Member of the Provincial Assembly of the Punjab
- In office 15 August 2018 – 14 January 2023
- Constituency: PP-121 Toba Tek Singh-IV

Personal details
- Party: PTI (2018-present)

= Saeed Ahmad Saeedi =

Pakistani politician

Saeed Ahmad Saeedi (چوہدری سعید احمد سعیدی) is a Pakistani politician who had been a member of the Provincial Assembly of the Punjab from August 2018 till January 2023. He was born in Toba Tek Singh, Punjab, Pakistan. He is the son of Chaudhry Shafi Ahmed and he belongs to Arain family.

==Political career==

Saeedi started his political career in the 2008 Punjab provincial election as a Pakistan Muslim League (Q) (PML(Q)) candidate from PP-90 Toba Tek Singh-VII, but lost to Mian Muhammad Rafique, a candidate of the Pakistan Muslim League (N) (PML(N)). He received 33,973 votes against Rafique's 39,537 votes.

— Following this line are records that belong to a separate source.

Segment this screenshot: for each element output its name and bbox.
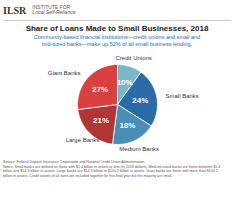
svg-text:Small Banks: Small Banks xyxy=(165,93,198,99)
html-text:Local Self-Reliance: Local Self-Reliance xyxy=(32,9,76,15)
svg-text:27%: 27% xyxy=(92,85,108,94)
html-text:Community-based financial inst: Community-based financial institutions—c… xyxy=(33,34,201,48)
svg-text:18%: 18% xyxy=(119,121,135,130)
html-text:Share of Loans Made to Small B: Share of Loans Made to Small Businesses,… xyxy=(25,24,209,33)
svg-text:Medium Banks: Medium Banks xyxy=(119,147,159,153)
html-text:ILSR: ILSR xyxy=(3,4,27,16)
svg-text:10%: 10% xyxy=(117,78,133,87)
svg-text:24%: 24% xyxy=(132,96,148,105)
svg-text:21%: 21% xyxy=(93,117,109,126)
svg-text:Giant Banks: Giant Banks xyxy=(48,70,81,76)
svg-text:Large Banks: Large Banks xyxy=(66,137,100,143)
html-text:Source: Federal Deposit Insura: Source: Federal Deposit Insurance Corpor… xyxy=(3,160,221,178)
svg-text:Credit Unions: Credit Unions xyxy=(116,55,152,61)
html-text:INSTITUTE FOR: INSTITUTE FOR xyxy=(32,3,71,10)
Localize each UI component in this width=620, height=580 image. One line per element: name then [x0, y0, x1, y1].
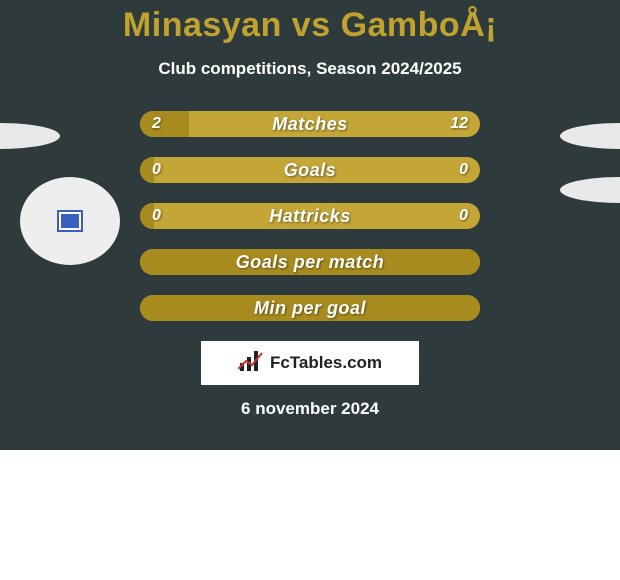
comparison-card: Minasyan vs GamboÅ¡ Club competitions, S… [0, 0, 620, 450]
stat-bar: Min per goal [140, 295, 480, 321]
source-logo: FcTables.com [201, 341, 419, 385]
team-badge-left [20, 177, 120, 265]
bar-label: Goals per match [140, 249, 480, 275]
stat-bar: 00Goals [140, 157, 480, 183]
bar-label: Hattricks [140, 203, 480, 229]
bars-icon [238, 351, 264, 376]
stat-bars: 212Matches 00Goals 00Hattricks Goals per ma… [140, 111, 480, 321]
date-line: 6 november 2024 [0, 399, 620, 419]
stat-bar: 00Hattricks [140, 203, 480, 229]
bar-label: Matches [140, 111, 480, 137]
bar-label: Min per goal [140, 295, 480, 321]
stat-bar: 212Matches [140, 111, 480, 137]
decor-oval-right-2 [560, 177, 620, 203]
subtitle: Club competitions, Season 2024/2025 [0, 59, 620, 79]
stat-bar: Goals per match [140, 249, 480, 275]
page-title: Minasyan vs GamboÅ¡ [0, 0, 620, 45]
logo-text: FcTables.com [270, 353, 382, 373]
bar-label: Goals [140, 157, 480, 183]
shield-icon [59, 212, 81, 230]
decor-oval-top-left [0, 123, 60, 149]
decor-oval-top-right [560, 123, 620, 149]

In 2012, Saeedi quit the PML(Q) and joined the Pakistan Tehreek-e-Insaf (PTI). He contested the 2013 Punjab provincial election as a candidate of the PTI from PP-90 Toba Tek Singh-VII, but again lost to Mian Muhammad Rafique, the PML(N) candidate. He received 42,719 votes against Rafique's 46,769 votes.

He contested the 2018 Punjab provincial election as a candidate of the PTI from PP-121 Toba Tek Singh-IV and defeated Chaudhry Amjad Ali Javaid, a candidate of the PML(N). He received 61,716 votes against Javaid's 56,345 votes.

He became the Parliamentary Secretary of Excise and Taxation in Chief Minister Usman Buzdar's cabinet till 3 April 2022.

He ran for a seat in the Provincial Assembly from PP-120 Toba Tek Singh-III as a candidate of the PTI in the 2024 Punjab provincial election.